La sfida per i gestori del Mediterraneo sarà quella di capire come abbandonare le attività di pesca più dannose, garantendo al contempo la continuità dell'approvvigionamento alimentare e dei posti di lavoro legati alla pesca. LIFE è sempre stata convinta che un approccio gestionale basato su "attrezzi giusti, luogo giusto, momento giusto" sarebbe un buon primo passo in termini di gestione complessiva.
Il rapporto ripropone le ben note critiche alla pesca a strascico su larga scala ma, soprattutto, afferma che: "Lo studio giunge in un momento critico in cui l'Unione Europea cerca di incorporare una futuro sostenibile per l'oceano nel suo nuovo Green Deal. Con le gravi pressioni che colpiscono l'equilibrio ecologico del Mediterraneo - pesca eccessiva, inquinamento e cambiamenti climatici stanno tutti avendo un grave impatto - non è mai stato così importante per i leader e i responsabili delle decisioni riconoscere che ecosistemi marini sani sono fondamentali per la sua resilienza, e agire di conseguenza".

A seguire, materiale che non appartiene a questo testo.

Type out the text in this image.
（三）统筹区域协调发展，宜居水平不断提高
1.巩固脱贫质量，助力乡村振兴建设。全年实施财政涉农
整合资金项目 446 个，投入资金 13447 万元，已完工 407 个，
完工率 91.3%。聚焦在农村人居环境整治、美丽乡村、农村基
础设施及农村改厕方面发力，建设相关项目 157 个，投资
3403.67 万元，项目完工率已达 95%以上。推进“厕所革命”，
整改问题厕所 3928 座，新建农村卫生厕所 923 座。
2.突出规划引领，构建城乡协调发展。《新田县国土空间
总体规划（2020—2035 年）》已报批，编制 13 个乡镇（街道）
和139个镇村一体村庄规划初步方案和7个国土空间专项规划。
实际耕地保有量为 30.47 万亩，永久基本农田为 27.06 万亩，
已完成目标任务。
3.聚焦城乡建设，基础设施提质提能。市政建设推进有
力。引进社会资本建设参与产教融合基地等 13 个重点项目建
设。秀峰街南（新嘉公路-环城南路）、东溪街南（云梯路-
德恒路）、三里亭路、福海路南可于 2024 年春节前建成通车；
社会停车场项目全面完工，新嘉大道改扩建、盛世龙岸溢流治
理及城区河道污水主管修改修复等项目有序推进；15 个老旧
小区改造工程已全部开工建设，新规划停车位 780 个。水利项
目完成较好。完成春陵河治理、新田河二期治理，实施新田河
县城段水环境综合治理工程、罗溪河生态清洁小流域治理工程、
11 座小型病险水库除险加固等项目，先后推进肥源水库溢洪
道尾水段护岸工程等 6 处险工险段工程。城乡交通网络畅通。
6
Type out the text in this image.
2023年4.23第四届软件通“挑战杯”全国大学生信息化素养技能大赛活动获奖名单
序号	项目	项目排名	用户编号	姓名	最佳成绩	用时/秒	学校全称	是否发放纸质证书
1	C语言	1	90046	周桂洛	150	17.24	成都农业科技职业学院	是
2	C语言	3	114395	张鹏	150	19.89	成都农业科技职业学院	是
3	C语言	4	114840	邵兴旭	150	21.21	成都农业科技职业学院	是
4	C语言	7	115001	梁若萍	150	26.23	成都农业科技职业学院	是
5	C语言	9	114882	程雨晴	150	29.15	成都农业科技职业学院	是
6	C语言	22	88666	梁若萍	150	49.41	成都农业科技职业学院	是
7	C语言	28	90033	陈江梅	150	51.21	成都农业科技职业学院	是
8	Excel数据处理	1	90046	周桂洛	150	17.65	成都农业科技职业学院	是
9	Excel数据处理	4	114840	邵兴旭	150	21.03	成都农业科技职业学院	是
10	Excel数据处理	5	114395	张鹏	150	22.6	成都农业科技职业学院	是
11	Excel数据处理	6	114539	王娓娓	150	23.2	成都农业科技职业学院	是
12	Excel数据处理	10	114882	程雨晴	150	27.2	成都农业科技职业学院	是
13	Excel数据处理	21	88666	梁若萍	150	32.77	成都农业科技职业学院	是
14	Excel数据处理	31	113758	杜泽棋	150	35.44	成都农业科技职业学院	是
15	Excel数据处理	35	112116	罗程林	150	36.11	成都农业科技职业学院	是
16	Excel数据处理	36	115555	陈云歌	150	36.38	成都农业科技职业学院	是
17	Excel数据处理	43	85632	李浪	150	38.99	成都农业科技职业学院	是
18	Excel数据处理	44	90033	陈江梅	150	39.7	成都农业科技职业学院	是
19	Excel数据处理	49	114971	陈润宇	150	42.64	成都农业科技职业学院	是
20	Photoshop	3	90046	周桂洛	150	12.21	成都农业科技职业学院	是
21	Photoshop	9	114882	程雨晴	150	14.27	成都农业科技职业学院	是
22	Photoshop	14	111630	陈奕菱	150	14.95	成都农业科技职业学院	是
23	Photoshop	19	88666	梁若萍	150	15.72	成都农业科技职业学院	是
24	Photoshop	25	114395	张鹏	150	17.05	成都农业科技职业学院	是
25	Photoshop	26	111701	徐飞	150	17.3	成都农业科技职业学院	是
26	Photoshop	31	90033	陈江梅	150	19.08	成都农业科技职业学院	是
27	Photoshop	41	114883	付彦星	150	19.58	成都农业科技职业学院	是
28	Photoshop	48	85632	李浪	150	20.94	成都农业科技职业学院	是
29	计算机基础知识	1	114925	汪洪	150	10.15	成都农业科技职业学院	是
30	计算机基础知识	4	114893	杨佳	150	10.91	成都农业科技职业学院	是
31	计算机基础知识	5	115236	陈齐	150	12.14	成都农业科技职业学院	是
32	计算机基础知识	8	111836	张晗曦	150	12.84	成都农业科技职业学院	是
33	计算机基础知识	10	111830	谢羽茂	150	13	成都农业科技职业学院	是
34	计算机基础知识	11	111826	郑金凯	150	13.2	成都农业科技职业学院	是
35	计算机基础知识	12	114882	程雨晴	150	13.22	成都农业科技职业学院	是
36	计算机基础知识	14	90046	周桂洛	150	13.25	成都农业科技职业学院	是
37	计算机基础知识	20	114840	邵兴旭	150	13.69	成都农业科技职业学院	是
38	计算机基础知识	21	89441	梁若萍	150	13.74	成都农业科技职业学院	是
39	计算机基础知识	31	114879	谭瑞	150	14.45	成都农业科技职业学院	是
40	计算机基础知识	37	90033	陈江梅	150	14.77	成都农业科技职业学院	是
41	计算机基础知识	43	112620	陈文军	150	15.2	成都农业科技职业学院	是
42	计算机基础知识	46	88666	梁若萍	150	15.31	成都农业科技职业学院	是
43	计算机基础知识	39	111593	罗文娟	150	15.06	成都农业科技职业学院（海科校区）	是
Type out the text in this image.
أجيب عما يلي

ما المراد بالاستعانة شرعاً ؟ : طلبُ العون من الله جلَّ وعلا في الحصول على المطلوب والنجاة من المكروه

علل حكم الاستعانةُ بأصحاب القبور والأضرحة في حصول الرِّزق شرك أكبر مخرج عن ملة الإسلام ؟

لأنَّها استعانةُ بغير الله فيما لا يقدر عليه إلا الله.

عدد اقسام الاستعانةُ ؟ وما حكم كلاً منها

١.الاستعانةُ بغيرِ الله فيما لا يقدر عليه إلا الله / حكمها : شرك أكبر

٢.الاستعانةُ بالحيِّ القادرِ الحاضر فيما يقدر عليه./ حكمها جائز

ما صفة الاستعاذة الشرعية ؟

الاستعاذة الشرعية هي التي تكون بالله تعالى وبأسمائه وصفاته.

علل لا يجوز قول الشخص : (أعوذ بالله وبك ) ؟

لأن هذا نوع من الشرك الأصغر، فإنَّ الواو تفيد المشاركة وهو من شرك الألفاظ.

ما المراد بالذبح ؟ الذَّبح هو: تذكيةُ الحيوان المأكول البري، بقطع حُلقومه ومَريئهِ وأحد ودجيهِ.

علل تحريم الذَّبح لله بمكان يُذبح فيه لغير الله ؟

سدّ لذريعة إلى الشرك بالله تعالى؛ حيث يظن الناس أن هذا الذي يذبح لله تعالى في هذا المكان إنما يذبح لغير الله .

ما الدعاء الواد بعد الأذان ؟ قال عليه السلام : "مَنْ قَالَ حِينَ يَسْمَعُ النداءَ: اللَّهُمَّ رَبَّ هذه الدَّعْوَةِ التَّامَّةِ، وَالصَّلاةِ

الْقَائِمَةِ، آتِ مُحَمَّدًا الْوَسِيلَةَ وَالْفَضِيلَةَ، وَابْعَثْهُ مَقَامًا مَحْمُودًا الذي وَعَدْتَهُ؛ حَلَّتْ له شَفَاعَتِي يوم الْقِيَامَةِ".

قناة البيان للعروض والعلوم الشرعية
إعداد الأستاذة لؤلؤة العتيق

L'argomentazione secondo cui le attività di pesca su larga scala hanno in qualche modo la possibilità di uscire gratis di prigione, in quanto produttori di cibo, non può più essere sostenuta alla luce del riconoscimento che la produzione di cibo ha un costo sia in termini ambientali che socio-economici. Sembra inoltre chiaro che l'UE sta adottando un approccio sempre più aggressivo nei confronti di questo aspetto e probabilmente prenderà nota dell'appello del rapporto: "Con la pubblicazione di questo rapporto chiediamo un passaggio urgente e radicale a una pesca a basso impatto. Che lo si guardi da un punto di vista economico o ambientale, i costi reali della pesca a strascico sono troppo alti da sopportare. Dobbiamo agire subito: non possiamo permetterci di ritardare ulteriormente il recupero del Mar Mediterraneo."
La pesca è sotto pressione come mai prima d'ora, sia politicamente che finanziariamente. Nell'ambito del Green Deal europeo, gli obiettivi energetici offshore per il 2050, gli obiettivi per le aree conservate, gli obiettivi di decarbonizzazione e il crescente sostegno alla produzione dell'acquacoltura stanno comprimendo il tradizionale dominio della pesca nell'avere un accesso relativamente illimitato ai mari europei.
Le autorità hanno una sfida enorme per far quadrare i cerchi delineati nel rapporto. LIFE suggerisce semplicemente che gli operatori che hanno una comprovata esperienza nella pesca a basso impatto, associata alla fornitura di significativi benefici sociali ed economici alle comunità costiere, dovrebbero essere finalmente riconosciuti e premiati, anziché stigmatizzare tutti i pescatori e le attività di pesca con lo stesso pennello. Le disposizioni per raggiungere questo obiettivo sono contenute nell'articolo 17 della PCP 2014, che stabilisce che gli Stati devono utilizzare un sistema trasparente e obiettivo per assegnare le possibilità di pesca, applicando criteri di natura ambientale, sociale ed economica.
Se applicato nello spirito della legge, questo favorirebbe coloro che pescano in modo più sostenibile rispetto a coloro che pescano di più. Invece, gli Stati hanno scelto di privilegiare la storia delle catture rispetto alla sostenibilità. Questa situazione deve cambiare.
In Europa, solo 3 pesci su 10 consumati provengono da zone di pesca europee. Il Mediterraneo fornisce solo 10% delle catture europee, ma quasi 50% della flotta peschereccia dell'UE. Il Green Deal e la strategia europea per la Blue Economy prevedono un cambiamento radicale nel modo in cui vengono prodotti i frutti di mare - o Blue Food, come viene ora definito -. Il settore della pesca deve adattarsi a queste nuove realtà o morire.
[1] Esposizione dei costi nascosti della pesca a strascico nel Mediterraneo occidentale, a cura di Fundació ENT e MedReAct.